The fund was set up by South Africa’s National Treasury before the pandemic and Kionka said it was useful in channelling emergency support to green SMMEs during the pandemic, with local beneficiaries indicating that it enabled them to stay afloat, as well as create jobs in response to new demand for green goods and services.
Kionka emphasised that now was the time to use EU-South African strategic partnerships to their fullest, as it could drive development and businesses, create sustainable jobs, transfer skills and enable a just and green economy.
EIB Sustainable and Circular Industries specialist Darragh Mac Neill highlighted the bank’s history of climate change action, and noted that it was aiming to enhance this, with the ambition to grow its investment portfolio in climate action and sustainability to 50%.

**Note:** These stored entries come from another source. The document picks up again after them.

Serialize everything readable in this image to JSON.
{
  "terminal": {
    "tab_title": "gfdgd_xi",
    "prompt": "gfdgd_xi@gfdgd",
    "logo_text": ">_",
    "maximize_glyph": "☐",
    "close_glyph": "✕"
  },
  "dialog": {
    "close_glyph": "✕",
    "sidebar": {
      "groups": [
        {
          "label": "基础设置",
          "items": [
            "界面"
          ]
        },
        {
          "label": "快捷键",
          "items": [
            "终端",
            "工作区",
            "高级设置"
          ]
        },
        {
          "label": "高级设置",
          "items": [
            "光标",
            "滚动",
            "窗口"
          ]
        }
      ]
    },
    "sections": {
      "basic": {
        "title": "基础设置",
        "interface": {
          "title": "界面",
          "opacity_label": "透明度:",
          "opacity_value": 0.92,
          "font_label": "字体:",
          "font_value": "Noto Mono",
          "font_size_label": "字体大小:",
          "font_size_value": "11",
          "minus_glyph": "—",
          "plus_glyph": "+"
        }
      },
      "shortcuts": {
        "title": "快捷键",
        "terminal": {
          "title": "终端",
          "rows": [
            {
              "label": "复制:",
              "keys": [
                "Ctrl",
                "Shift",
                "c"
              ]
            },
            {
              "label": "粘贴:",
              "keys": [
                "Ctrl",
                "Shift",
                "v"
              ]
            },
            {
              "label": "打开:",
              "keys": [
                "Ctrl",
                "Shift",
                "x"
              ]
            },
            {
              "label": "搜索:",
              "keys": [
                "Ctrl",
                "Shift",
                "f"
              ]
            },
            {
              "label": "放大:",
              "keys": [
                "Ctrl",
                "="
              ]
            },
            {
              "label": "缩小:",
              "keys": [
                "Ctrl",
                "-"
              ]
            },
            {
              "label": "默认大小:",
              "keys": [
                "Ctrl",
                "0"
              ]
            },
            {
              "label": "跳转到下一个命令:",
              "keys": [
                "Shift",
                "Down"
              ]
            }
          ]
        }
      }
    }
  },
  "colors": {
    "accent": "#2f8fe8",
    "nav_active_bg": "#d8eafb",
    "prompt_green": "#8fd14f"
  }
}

He noted that sectors such as the steel sector were going through a transformation process to focus on climate action and sustainability, with efforts being made around climate action, climate change mitigation, renewable energy and climate change adaption.
In the future, he said, the bank would be adding an environmental sustainability focus area, to allow it to capture more areas around water and resources, the transition to a circular economy and pollution prevention and protection.
Therefore, Mac Neill said there would be a more balanced focus between climate action and environmental sustainability in the future.
He noted that businesses were looking to explore the opportunities within the circular economy, with the textiles sector as one that was seeing a lot of activity in this space, reflecting pressure to regulate and manage textile waste flows.
He also noted that the steel and automotive sectors were considering recycling automotive components and putting these back into the value chain.
United Nations Industrial Development Organisation Department of Environment Industrial Resource Efficiency deputy director Nilgün Tas noted that for the AfCFTA to yield benefits, African manufacturing must be expanded and become more competitive, regionally and globally.
She said that Africa must continue to pursue diversification, value addition, activity increases in manufacturing, promotion of widespread innovation and the adoption of green technology.
The latter, she noted, would support green jobs as well as skills development, including in digital technology.
She indicated that this must be pursued while ensuring environmental sustainability and inclusivity.
Tas noted that focusing on energy efficiency alone was not enough, as other climate change impacts were embedded in the products and services people consume.
Therefore, there is a need to promote a circular economy, with this to be done in a just transition, as a means to inclusive and sustainable development on the continent, she highlighted.